Northern Prairie Wildlife Research Center
A very rare plant in western North Dakota, desert wirelettuce is restricted to portions of the central Great Plains including parts of Nebraska, Montana, and Wyoming.
Desert wirelettuce is perennial from a taproot. Stems and leaves have milky juice and may be smooth or slightly hairy. Plants are less than eight inches tall and only slightly branched. The largest leaves are at the base. These leaves are about three inches long and deeply incised with the tips of the resultant lobes pointing backwards. A few flower heads form at the ends of the branches. Each flower head usually has five pink ray flowers; there are no disc flowers. At maturity, tiny plumed achenes ("seeds" as in the dandelion) blow away on the winds.
Look for desert wirelettuce during July to August in coarse gravel or broken scoria in the badlands. Plants resemble the skeletonweeds to which they are closely related.
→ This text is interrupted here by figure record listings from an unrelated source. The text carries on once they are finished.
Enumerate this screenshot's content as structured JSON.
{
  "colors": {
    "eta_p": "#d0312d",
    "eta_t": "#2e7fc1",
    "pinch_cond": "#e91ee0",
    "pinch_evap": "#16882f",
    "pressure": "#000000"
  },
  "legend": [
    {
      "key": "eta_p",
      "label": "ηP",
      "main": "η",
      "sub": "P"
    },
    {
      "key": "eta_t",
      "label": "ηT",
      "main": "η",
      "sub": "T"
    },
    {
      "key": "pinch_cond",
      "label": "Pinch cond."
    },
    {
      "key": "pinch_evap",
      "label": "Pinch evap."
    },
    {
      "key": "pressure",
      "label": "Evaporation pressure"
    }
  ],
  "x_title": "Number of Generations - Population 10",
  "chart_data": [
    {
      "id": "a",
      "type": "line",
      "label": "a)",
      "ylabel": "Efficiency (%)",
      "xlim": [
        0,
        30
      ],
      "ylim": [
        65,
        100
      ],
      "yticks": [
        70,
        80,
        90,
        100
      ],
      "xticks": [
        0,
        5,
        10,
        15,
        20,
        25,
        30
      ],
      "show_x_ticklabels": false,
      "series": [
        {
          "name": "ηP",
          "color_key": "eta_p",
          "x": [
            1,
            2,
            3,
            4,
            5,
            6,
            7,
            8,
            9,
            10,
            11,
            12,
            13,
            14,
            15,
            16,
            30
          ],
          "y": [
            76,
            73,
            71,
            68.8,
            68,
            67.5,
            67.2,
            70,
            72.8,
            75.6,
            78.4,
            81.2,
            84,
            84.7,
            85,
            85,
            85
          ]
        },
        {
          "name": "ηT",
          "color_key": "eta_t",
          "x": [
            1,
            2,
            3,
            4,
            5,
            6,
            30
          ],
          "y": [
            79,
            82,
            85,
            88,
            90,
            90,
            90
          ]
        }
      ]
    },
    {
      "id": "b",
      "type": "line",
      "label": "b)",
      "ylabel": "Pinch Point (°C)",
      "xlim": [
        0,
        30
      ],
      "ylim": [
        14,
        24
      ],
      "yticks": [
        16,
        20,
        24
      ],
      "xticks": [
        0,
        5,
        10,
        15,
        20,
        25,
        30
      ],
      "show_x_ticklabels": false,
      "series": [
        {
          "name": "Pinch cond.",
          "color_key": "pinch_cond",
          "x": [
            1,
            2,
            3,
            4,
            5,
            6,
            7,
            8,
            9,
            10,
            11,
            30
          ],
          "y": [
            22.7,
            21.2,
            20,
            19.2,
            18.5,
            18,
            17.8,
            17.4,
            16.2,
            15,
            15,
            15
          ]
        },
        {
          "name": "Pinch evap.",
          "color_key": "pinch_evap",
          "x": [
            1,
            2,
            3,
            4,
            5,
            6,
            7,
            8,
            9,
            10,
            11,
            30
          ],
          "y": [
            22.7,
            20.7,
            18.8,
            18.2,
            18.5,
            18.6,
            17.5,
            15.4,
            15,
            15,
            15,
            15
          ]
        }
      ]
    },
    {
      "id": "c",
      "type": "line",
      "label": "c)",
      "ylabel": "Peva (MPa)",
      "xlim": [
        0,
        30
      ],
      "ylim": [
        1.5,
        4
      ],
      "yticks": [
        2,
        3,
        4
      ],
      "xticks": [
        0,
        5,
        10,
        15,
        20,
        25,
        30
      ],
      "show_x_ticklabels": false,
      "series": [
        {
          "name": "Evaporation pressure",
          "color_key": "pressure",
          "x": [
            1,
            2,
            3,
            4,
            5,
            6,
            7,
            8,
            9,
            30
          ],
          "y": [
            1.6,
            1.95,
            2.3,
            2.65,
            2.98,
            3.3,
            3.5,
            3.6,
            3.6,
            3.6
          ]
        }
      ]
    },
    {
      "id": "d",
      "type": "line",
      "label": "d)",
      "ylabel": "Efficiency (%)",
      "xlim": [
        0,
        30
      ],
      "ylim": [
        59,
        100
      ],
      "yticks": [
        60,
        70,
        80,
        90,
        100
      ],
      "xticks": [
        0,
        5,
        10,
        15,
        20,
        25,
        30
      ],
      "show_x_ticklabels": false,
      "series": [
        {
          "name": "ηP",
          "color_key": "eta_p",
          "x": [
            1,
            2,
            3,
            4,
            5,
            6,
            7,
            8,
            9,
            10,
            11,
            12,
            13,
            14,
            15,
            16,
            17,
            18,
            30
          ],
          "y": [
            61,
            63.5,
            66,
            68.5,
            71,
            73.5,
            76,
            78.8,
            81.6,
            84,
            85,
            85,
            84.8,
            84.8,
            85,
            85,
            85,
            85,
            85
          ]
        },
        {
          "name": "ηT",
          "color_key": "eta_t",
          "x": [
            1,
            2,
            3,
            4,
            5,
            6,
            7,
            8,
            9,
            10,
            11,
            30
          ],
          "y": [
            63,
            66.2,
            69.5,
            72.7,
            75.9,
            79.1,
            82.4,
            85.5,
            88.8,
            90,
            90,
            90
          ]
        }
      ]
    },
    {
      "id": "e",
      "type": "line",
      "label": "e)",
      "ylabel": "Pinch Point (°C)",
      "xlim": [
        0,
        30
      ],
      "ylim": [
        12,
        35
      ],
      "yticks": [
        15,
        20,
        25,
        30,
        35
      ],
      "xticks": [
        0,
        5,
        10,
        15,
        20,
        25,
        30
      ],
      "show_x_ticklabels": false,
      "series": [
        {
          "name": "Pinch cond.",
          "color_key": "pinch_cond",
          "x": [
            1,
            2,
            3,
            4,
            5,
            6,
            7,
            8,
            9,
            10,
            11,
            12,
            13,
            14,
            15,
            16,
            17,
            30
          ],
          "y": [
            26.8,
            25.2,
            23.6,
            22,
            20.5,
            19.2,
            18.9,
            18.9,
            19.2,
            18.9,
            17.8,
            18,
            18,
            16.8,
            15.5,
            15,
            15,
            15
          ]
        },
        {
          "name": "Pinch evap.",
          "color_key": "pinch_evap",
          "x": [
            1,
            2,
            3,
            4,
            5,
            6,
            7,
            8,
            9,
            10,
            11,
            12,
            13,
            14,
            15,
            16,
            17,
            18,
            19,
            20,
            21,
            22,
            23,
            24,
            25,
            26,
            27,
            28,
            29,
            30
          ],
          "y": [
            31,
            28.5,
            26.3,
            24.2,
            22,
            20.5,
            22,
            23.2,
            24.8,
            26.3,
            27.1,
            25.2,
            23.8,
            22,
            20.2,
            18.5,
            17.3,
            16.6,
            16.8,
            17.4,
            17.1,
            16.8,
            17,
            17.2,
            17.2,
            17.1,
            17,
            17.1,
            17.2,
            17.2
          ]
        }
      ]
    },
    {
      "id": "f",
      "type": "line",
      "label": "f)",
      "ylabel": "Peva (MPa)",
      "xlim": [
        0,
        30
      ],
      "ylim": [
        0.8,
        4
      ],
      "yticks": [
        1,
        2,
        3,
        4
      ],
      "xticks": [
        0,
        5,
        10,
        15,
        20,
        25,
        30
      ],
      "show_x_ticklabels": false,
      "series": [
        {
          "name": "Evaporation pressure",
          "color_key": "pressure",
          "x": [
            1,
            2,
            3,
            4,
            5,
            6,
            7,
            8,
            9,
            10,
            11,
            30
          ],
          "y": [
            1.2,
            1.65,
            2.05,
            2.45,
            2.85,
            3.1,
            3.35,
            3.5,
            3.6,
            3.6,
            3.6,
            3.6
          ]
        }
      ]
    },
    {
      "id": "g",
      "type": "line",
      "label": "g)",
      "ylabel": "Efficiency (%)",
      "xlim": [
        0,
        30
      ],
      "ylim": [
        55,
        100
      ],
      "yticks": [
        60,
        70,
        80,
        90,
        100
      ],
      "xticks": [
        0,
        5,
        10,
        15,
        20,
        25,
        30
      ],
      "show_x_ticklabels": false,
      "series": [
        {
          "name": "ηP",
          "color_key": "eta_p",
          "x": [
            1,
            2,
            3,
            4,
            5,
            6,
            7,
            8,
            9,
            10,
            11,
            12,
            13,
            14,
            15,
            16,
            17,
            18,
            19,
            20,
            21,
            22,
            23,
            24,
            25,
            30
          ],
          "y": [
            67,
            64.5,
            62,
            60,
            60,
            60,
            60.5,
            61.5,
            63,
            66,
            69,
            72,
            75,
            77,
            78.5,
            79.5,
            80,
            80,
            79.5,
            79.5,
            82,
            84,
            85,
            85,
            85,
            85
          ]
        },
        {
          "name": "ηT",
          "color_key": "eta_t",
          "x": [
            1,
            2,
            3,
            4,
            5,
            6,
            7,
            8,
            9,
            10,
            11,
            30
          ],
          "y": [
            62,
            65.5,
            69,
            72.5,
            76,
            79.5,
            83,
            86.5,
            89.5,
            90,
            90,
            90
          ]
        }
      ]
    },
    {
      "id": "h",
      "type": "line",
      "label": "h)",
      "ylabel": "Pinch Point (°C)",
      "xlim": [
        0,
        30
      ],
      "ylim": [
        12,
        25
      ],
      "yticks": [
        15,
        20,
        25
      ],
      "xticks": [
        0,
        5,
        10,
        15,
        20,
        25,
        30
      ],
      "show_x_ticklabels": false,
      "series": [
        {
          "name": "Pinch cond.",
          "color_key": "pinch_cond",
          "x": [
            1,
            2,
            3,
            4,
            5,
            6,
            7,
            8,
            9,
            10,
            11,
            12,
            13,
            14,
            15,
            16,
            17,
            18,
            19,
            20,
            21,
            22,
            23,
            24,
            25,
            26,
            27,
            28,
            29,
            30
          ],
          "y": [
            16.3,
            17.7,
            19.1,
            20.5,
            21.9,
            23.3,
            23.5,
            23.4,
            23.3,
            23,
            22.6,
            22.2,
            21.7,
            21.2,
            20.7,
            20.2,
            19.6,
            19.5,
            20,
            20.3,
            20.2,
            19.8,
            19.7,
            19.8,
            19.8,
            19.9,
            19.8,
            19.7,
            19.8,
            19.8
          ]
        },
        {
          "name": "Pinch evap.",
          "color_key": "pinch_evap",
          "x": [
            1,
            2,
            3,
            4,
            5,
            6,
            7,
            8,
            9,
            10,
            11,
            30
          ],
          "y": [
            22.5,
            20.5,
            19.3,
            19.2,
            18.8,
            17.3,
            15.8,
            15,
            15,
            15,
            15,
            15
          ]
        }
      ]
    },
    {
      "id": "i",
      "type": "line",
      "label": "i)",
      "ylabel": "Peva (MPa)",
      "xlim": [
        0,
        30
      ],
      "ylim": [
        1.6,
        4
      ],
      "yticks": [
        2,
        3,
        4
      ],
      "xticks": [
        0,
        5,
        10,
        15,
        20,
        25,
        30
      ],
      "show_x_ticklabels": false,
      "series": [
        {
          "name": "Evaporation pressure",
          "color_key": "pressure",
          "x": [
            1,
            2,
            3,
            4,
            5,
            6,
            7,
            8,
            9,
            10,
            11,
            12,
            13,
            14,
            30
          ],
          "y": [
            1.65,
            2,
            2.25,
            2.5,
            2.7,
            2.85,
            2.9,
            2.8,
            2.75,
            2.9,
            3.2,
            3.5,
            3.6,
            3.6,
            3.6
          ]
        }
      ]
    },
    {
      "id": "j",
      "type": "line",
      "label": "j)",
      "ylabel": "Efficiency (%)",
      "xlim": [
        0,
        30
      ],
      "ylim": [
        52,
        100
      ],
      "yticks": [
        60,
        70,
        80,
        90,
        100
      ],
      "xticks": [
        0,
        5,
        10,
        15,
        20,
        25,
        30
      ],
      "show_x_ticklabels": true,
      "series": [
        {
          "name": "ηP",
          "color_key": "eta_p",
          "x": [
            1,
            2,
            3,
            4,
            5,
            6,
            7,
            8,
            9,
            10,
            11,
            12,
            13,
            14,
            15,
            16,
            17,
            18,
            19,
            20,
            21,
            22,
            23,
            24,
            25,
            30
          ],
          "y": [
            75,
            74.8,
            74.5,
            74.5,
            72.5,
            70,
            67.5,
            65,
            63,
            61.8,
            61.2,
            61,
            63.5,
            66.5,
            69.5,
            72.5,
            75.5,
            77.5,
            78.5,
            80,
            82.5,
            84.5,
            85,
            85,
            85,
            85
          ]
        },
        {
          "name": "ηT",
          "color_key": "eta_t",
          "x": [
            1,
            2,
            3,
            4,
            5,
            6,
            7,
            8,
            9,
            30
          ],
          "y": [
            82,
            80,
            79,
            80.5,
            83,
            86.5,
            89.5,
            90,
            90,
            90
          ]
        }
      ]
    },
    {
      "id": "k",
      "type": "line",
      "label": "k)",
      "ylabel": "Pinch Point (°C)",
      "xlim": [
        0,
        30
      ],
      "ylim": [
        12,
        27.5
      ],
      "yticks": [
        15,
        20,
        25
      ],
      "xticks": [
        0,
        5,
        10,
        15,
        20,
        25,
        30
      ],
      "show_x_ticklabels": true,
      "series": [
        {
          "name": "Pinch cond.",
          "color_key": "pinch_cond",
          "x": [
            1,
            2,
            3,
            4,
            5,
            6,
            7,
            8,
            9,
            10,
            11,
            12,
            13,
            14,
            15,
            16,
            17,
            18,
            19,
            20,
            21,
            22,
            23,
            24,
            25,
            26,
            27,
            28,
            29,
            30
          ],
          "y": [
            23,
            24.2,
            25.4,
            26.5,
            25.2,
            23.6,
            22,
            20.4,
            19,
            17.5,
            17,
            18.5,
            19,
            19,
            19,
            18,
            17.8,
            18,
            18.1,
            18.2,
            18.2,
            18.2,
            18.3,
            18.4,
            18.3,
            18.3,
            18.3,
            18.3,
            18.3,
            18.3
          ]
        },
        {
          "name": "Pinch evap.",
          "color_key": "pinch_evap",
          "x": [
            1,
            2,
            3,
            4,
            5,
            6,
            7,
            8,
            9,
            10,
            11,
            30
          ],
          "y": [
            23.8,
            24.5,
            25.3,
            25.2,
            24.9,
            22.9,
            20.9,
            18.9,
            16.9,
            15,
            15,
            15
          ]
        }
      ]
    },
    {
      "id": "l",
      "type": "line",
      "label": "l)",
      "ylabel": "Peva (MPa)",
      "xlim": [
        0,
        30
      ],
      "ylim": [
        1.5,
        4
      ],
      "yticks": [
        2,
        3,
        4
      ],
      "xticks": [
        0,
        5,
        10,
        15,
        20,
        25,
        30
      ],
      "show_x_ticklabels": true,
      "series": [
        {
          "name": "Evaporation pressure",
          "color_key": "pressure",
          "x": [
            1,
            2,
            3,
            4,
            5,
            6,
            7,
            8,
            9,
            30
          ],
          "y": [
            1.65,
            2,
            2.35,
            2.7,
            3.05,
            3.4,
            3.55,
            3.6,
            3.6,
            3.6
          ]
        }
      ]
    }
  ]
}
There are not sufficient data to speculate on the effects of grazing on this species, for which there are no known economic uses.
The wirelettuces are members of the sunflower family (Asteraceae). Aster means "star" in Greek; the name is an allusion to the radiate arrangement of flowers into heads. These are often mistaken for a single flower by laypersons. The family contains over 15,000 species, more than in any other family in North Dakota as well as most countries in the North Temperate Zone.
Botanists compounded the genus Stephanomeria from the Greek for "wreath division." There are about two dozen species in this genus; all are native to western North America. The specific epithet runcinata means "coarsely serrate with teeth pointing towards the base" in botanical Latin. The eminent English botanist-naturalist Thomas Nuttall (1786-1859) first described desert wirelettuce for science in 1841. Nuttall visited the Mandan villages along the Missouri River in 1810-1811.